When I was a girl, growing up in a small village in Quebec*

When I was a girl, growing up in a small village in Quebec*


Brainstorming for this pair of mittens was fun – I entertained loonies (thanks, Ben), beavers, inukshuks, and maple leaves before finally settling on something a little more abstract. Finally, Canada geese won the day. When I was little, I spent a few years in an arctic village in the north of Quebec called Povungnituk where I recall seeing outardes** tracks in the snow. Thinking back on those days, I ended up with geese tracks on the palms and a sprinkling of snowflakes on the front of each mitten.
I also changed the blank charts slightly and added 2 stitches to each size, so as to better accommodate the odd number of stitches on each palm – 64 (68, 72) sts should now be cast on. That should be fine, since I’ll be lining them and it’s preferable to have a little more leeway. I’m also planning on adding braids before and after the checkerboard cuff – either Folk Knitting in Estonia or Latvian Mittens will serve as a reference.
Please note that there are two charts for each size – left and right. Just one of the little luxuries of publishing online…
Small Medium Large
*From “The Sweater”, but amended for gender: if you aren’t familiar with the story and short film, grab your knitting and watch the latter on the National Film Board of Canada’s website here. While there, check out “The Cat Came Back”, “The Big Snit” and “The Log Driver’s Waltz”, amongst others.

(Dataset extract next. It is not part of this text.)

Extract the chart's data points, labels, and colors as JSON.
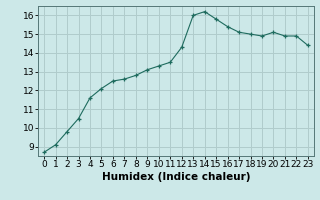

** French for ‘Canada Geese’.

10 Comments

  1. Kim 4 years ago

    Oh The Sweater!!! Love love LOVE that film. :) My mother is from Montreal. The rest of my family from Toronto. The rivalry was classic.

  2. Ali P in the Qc 4 years ago

    WHEE!
    Yarn…bought! Needles …ready! Cast on in T minus 2 hours 11 minutes and counting down . Go Team Montreal! Whoot!

  3. Ali P in the Qc 4 years ago

    “That should be fine, since I’ll be lining them and it’s preferable to have a little more leeway. I’m also planning on adding braids before and after the checkerboard cuff ”

    SHOW OFF!!!! LOL

  4. Jennifer 4 years ago

    Wow – that might be the most Aha piece of info I have learned this year. I had no clue that Quebec meant anything at all. Now I feel so in the know. I’ll probably be calling every Canada Goose a Quebec now!

  5. MJ 4 years ago

    I love that the motifs are off-center, a break from the traditional. Thanks for providing the charts!

  6. Dominique08 4 years ago

    In french Canada Geese is : Bernache du Canada. Outarde is another bird :the big Bustard. I’m a member of LPO (french association for protection of birds) and the RSPB
    (Royal Societ for Protection of birds).

  7. kat 4 years ago

    wonderful stories. and mittens!
    loved “the sweater”. thank you!

  8. Ali P in the Qc 4 years ago

    http://www.bestioles.ca/oiseaux/bernache.html

    Far be for me to nit pick but I think a girl growing up in northern Francophone Quebec knows what a goose is called in French. Here most people do say Outarde. I think that its the “common” or colloquial French Canadian term for a Canada Goose dating back to when French colonists first encountered the bird that reminded them of a particular species of European bustard.
    However, it is ALSO called Bernache which I think might be the more scientific or proper name for it by ornithologistes and bird watchers etc etc, just like Dominique08 said!

    I’m on row 20! Whoot!

  9. Angela 4 years ago

    I love love love the Log Driver’s Waltz, it’s a memory I hold dear and every time I see it I can’t help but smile, so thanks for the smiles!! and the wonderful pattern.

  10. Barb Brown 4 years ago

    The Sweater was both my boys’ favourite book when they were little.
    I just bought the book for the Grand Baby. It’s great that a good book like that is still around.